Apesar de tudo, a dívida do Estado à Estamo continua por saldar. Até ao início de 2014, o Ministério da Saúde deve à Estamo cerca de 15 milhões de euros de indemnizações pela ocupação dos imóveis dos hospitais de Santa Marta, São José, Capuchos e do ex-sanatório da Ajuda», estando o seu pagamento ainda a ser negociado.
É caso para dizer: foram-se os anéis (os hospitais) e os dedos (os juros de indemnização) com eles.
De facto, os contratos-promessa de compra e venda previam a ocupação dos edifícios, sem o pagamento de qualquer compensação, mas só até 31 de Dezembro de 2010. Pelo que, a partir daquela data, se os edifícios continuassem ocupados sem ter sido celebrado contrato de arrendamento, o Estado obrigava-se a pagar à Estamo uma indemnização mensal correspondente a 6,5%, sobre 12 meses, calculada sobre o preço do imóvel, actualizado anualmente, de acordo com o índice de preços no consumidor estabelecido pelo INE, até à sua entrega, livre e devoluta.

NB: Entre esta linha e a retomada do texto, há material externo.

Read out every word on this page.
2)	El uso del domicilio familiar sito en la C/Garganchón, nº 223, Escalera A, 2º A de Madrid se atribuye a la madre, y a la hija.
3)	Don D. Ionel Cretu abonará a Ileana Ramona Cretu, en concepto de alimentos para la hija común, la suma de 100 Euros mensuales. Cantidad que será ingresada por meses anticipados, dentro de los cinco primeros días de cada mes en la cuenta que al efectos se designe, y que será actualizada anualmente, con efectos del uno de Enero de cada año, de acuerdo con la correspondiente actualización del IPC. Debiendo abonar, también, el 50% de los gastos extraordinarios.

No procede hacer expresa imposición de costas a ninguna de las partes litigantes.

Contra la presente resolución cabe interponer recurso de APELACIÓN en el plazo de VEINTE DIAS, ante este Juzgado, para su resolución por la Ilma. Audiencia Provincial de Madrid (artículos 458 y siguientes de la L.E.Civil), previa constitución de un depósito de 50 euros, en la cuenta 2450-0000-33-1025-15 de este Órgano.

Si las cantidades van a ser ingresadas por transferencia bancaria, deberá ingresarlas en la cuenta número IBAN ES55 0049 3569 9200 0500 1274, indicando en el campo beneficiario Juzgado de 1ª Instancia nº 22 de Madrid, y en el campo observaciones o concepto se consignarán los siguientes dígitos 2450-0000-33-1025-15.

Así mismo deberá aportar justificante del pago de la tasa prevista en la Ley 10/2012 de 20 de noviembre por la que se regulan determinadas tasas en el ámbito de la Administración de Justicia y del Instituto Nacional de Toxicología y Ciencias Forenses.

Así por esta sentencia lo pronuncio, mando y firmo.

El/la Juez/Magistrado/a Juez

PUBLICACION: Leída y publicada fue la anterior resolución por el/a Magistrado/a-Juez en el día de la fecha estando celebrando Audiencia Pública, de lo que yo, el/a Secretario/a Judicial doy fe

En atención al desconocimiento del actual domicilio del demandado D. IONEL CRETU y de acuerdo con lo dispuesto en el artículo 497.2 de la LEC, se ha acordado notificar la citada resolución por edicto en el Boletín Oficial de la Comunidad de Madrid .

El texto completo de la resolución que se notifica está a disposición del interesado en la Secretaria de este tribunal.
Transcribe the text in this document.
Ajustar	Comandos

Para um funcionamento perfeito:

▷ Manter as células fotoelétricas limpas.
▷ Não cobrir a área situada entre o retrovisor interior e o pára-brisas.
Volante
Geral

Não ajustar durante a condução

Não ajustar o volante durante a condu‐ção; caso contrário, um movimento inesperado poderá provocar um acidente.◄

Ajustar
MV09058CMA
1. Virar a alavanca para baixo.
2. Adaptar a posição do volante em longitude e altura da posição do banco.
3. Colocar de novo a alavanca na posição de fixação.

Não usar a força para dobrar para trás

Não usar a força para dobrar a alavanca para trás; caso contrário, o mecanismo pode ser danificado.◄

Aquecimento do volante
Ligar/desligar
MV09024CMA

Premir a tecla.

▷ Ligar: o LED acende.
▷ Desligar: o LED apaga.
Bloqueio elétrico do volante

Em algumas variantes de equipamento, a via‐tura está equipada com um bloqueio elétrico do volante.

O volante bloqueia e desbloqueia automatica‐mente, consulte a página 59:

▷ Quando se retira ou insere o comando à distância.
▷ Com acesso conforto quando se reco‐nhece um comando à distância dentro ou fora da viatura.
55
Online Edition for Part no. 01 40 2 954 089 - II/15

E qual tem sido o papel da CML em todo este processo? Primeiro deveras interessadíssima e hoje mais na expectativa, pois apenas agora, pressionada pelo debate público e o reiterado protesto de cidadãos e profissionais da saúde, parece despertar da sua letargia.
Recordemos que os citados Orçamentos de Estado até atribuíam «aos municípios da localização dos imóveis, por razões de interesse público, o direito de preferência nas alienações realizadas através de hasta pública», enquanto «o remanescente da afectação (ministerial) do produto da alienação e oneração de imóveis constitui(ria) receita (directa) do Estado».
No entanto, não nos podemos esquecer que foi a própria vereação quem, logo em Abril de 2009, veio às Comissões desta AML divulgar os projectos da Sagestamo, datados de Novembro de 2007, para os “Terrenos, Hospitais e Instalações Militares com desafectação prevista em Lisboa”.
E seria também a própria CML, antevendo futuras receitas, fruto dos projectos imobiliários e de novas taxas de IMI, quem acabaria por promover vários loteamentos para a Colina de Santana. A CML via ali «o interesse excepcional destes projectos e as mais-valias que poderão trazer para a cidade», pelo que procedeu à publicitação dos Pedidos de Informação Prévia (PIPs) e sua discussão em Julho de 2013.
De imediato surgiram, em Julho de 2013, projectos e maquetas pagos, quando a Estamo, em conjunto com o representante da CML e os arquitectos responsáveis dos vários projectos apresentaram, em sessão pública na Ordem dos Arquitectos, os referidos projectos de arquitectura correspondentes aos 4 PIPs, para aferir a viabilidade da realização das operações de loteamento.
O projecto urbano prevê a conversão dos 4 hospitais em espaços com valências hoteleiras, de habitação, comércio, estacionamento e lazer. O valor estimado do investimento para realizar o projecto com novas construções, reabilitação e arranjos exteriores está avaliado, no mínimo, em 250 milhões de euros.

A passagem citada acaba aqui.